I would love to have a company that has 1% the success of just Windows 11 which is estimated to be on 20% of all running PCs, let alone the rest of the MS empire.
Selling 6.2 million vehicles in one year (GM) is hardly a zombie company.
Meta had 40 billion dollars of net revenue, and 3 billion MAUs, which is a pretty fierce zombie if you ask me.
IBM measures their profit in the billions too.
Even GE is still spinning off billions in profit.
All of the companies you mentioned have grown in the past 10 years.
"Strange definition"? Isn't that literally what I said, that it changes definitions with age (and focus)?
Which of those companies still have the influence they did at their peak?
If you've got a startup, growth mindset, you're growing or you're dying. And even growth in revenue, headcount, profit, etc, can lag growth in relevance by decades.

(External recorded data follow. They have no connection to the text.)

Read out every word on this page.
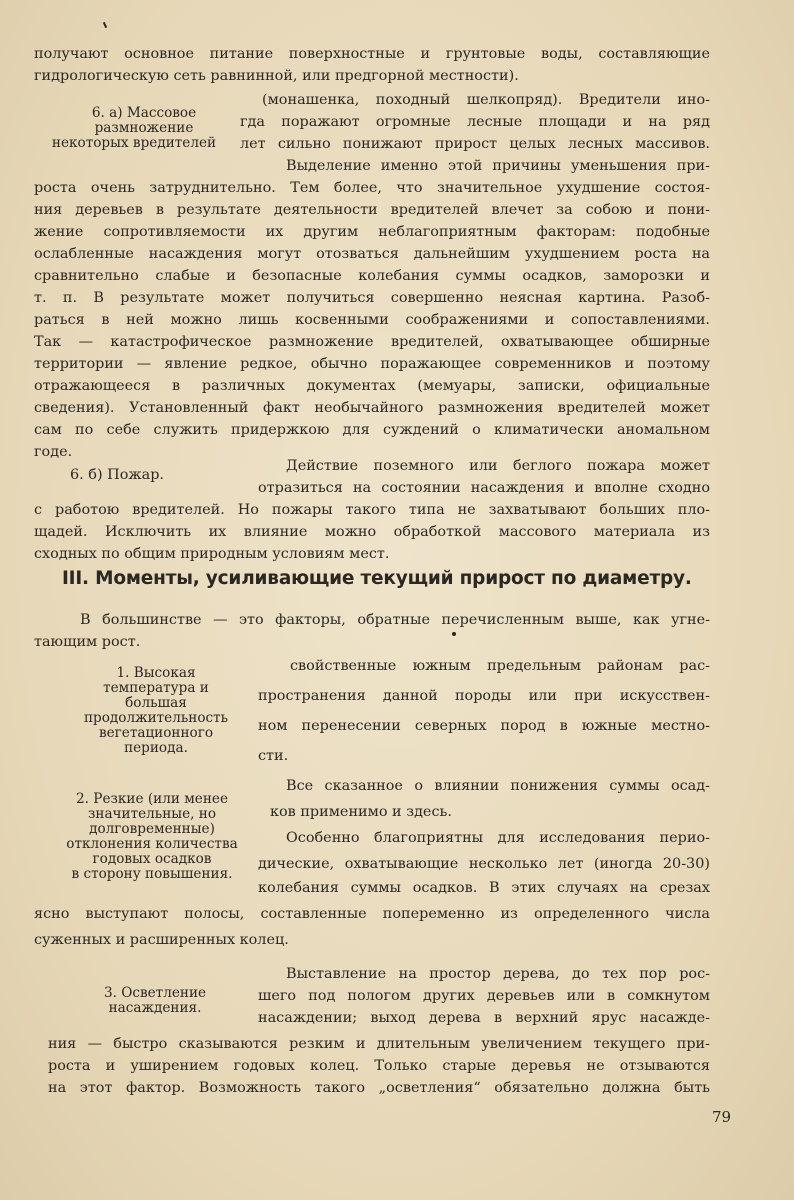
получают основное питание поверхностные и грунтовые воды, составляющие
гидрологическую сеть равнинной, или предгорной местности).
6. а) Массовое
размножение
некоторых вредителей
(монашенка, походный шелкопряд). Вредители ино-
гда поражают огромные лесные площади и на ряд
лет сильно понижают прирост целых лесных массивов.
Выделение именно этой причины уменьшения при-
роста очень затруднительно. Тем более, что значительное ухудшение состоя-
ния деревьев в результате деятельности вредителей влечет за собою и пони-
жение сопротивляемости их другим неблагоприятным факторам: подобные
ослабленные насаждения могут отозваться дальнейшим ухудшением роста на
сравнительно слабые и безопасные колебания суммы осадков, заморозки и
т. п. В результате может получиться совершенно неясная картина. Разоб-
раться в ней можно лишь косвенными соображениями и сопоставлениями.
Так — катастрофическое размножение вредителей, охватывающее обширные
территории — явление редкое, обычно поражающее современников и поэтому
отражающееся в различных документах (мемуары, записки, официальные
сведения). Установленный факт необычайного размножения вредителей может
сам по себе служить придержкою для суждений о климатически аномальном
годе.
6. б) Пожар.
Действие поземного или беглого пожара может
отразиться на состоянии насаждения и вполне сходно
с работою вредителей. Но пожары такого типа не захватывают больших пло-
щадей. Исключить их влияние можно обработкой массового материала из
сходных по общим природным условиям мест.
III. Моменты, усиливающие текущий прирост по диаметру.
В большинстве — это факторы, обратные перечисленным выше, как угне-
тающим рост.
1. Высокая
температура и
большая
продолжительность
вегетационного
периода.
свойственные южным предельным районам рас-
пространения данной породы или при искусствен-
ном перенесении северных пород в южные местно-
сти.
2. Резкие (или менее
значительные, но
долговременные)
отклонения количества
годовых осадков
в сторону повышения.
Все сказанное о влиянии понижения суммы осад-
ков применимо и здесь.
Особенно благоприятны для исследования перио-
дические, охватывающие несколько лет (иногда 20-30)
колебания суммы осадков. В этих случаях на срезах
ясно выступают полосы, составленные попеременно из определенного числа
суженных и расширенных колец.
3. Осветление
насаждения.
Выставление на простор дерева, до тех пор рос-
шего под пологом других деревьев или в сомкнутом
насаждении; выход дерева в верхний ярус насажде-
ния — быстро сказываются резким и длительным увеличением текущего при-
роста и уширением годовых колец. Только старые деревья не отзываются
на этот фактор. Возможность такого „осветления“ обязательно должна быть
79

Got any interesting new GE projects on your radar you'd want to work on that you think will be relevant in 20 years?
Do you think Paul Graham of twenty years ago would've called GE unkillable?
It's the difference in ambition and goals that leads to one person loving to take over today's Microsoft (or Reddit) and another - probably much younger person - wanting to start tomorrow's.
> Which of those companies still have the influence they did at their peak?
Facebook is accused of having way too much influence on society as a whole on a constant basis.
MS is the money and computing power behind the hottest AI technology on earth. With Azure and AI they are arguably more influential than at any other time.
GM runs Cruise, which is busy inventing self driving cars and implementing the rules. They are also the largest manufacturer in the US. Hardly uninfluential.
> Got any interesting new GE projects on your radar you'd want to work on that you think will be relevant in 20 years?
Floating wind turbines, automated grid controls, efficient jet engines, 3d printed jet engine parts, advanced mobile medical imaging at sports events, modular nuclear reactors all seem like they might be relevant 20 years from now.
Nothing is completely unkillable, but a company / tech doesn't have to be sexy, new, or fast-growing to be entirely viable or wildly profitable. See: GM, MS Excel, banks.
Lotta zombies hang on long after their relevance fades for the future. "X is unkillable" is a good way to reveal a limited imagination for future changes. You go from talking about disruption to talking about how things are now disruption-proof!